Pupils from Archbishop Sancroft High School in Harleston receive their PeaceJam awards from Pat Webb, past president of Harleston Rotary Club, and the club's district governor of District 1080, Trevor Sayer. Photograph Simon Parker

Harleston pupils learn to be peace ambassadors

Friday, December 21, 2012
3.19 PM

Eight Norfolk pupils have been trained to be ambassadors for peace as part of an international programme involving Nobel Peace Laureates Archbishop Desmond Tutu and the Dalai Lama.

Fran Cox, Alex Scott, Tom Bacon, Shanice Homer, Harvey Miller, Ben Schofield, Iain Symon and Izzy Sieveking were presented with their certificates at a celebration assembly at Archbishop Sancroft High School in Harleston yesterday.

Members of Harleston Rotary Club have been training the youngsters to become ambassadors for PeaceJam – an international education programme which aims to increase young people’s awareness of global issues around violence, racism, war and peace, and develops their problem solving and conflict resolution skills to bring about more peace in their schools, communities and the world.

Assistant headteacher Rob Connelly said: “We became involved with PeaceJam as it is an opportunity to widen and increase our students’ understanding of conflict and conflict resolution within society and the importance of addressing these issues.

“It’s fantastic the students have given up so much of their own time for such a worthwhile project and their ongoing commitment demonstrates the strong sense of community within the school.”

Archbishop Sancroft is the first state school in England to have this link with PeaceJam through the Rotary Club. Eventually the Harleston youngsters will train others to become peace ambassadors.

Pat Webb, the Rotary Club’s PeaceJam co-ordinator for the district, has been training them since September and from next term they will be honing their skills and looking at projects they can get involved in, which could be in the school or outside the country.

“When they leave school, hopefully the skills they have learned will help them in the wider world,” said Mrs Webb.
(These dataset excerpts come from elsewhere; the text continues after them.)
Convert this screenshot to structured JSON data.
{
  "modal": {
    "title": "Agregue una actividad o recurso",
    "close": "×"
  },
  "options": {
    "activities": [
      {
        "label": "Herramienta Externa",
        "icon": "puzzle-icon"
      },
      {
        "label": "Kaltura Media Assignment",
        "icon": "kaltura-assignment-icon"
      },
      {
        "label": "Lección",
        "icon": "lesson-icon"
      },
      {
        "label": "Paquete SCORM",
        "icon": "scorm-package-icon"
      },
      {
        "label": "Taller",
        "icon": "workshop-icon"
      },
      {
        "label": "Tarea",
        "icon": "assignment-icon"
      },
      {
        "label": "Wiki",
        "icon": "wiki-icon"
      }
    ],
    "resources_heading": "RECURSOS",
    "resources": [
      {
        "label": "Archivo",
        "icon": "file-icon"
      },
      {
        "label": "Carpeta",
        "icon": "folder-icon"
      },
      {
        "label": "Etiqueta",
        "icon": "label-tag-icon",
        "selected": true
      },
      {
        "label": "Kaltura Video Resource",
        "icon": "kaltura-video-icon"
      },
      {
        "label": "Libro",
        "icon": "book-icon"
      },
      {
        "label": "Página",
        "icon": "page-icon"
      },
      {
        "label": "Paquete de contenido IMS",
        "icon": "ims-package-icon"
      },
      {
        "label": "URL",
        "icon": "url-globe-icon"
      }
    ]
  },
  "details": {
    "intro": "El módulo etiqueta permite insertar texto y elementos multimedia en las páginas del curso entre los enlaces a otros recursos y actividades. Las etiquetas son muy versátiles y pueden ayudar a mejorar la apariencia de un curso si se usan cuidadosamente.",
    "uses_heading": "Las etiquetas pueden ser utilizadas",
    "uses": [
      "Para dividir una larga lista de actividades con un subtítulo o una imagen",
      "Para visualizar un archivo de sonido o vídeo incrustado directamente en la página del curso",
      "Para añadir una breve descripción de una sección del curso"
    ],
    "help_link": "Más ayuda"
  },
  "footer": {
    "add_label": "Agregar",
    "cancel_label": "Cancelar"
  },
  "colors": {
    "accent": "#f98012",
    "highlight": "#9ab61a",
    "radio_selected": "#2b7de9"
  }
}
She said they had learned about listening to people, being impartial, watching what they say so they don’t inflame a situation and body language, so they’re in the middle sorting out conflicts without taking sides and so they know what to do if they are in a situation where a mediator is needed.

“They’ve given up their lunchtimes to do this and worked very hard, because it’s not easy, and we’re very proud of them for what they have achieved,” she added.

PeaceJam came about after Ivan Suvanjieff, an artist and musician, had been talking with gang members in North Denver, USA. He discovered that these young men with guns admired Archbishop Desmond Tutu for his non-violent efforts toward social change, and realized that Nobel Peace Laureates could act as alternative role models for disaffected youngsters. His colleague, Dawn Engle, helped him contact the Dalai Lama, who loved their idea and helped them set up PeaceJam in 1996 to enable his fellow Laureates to teach young people the art of peace.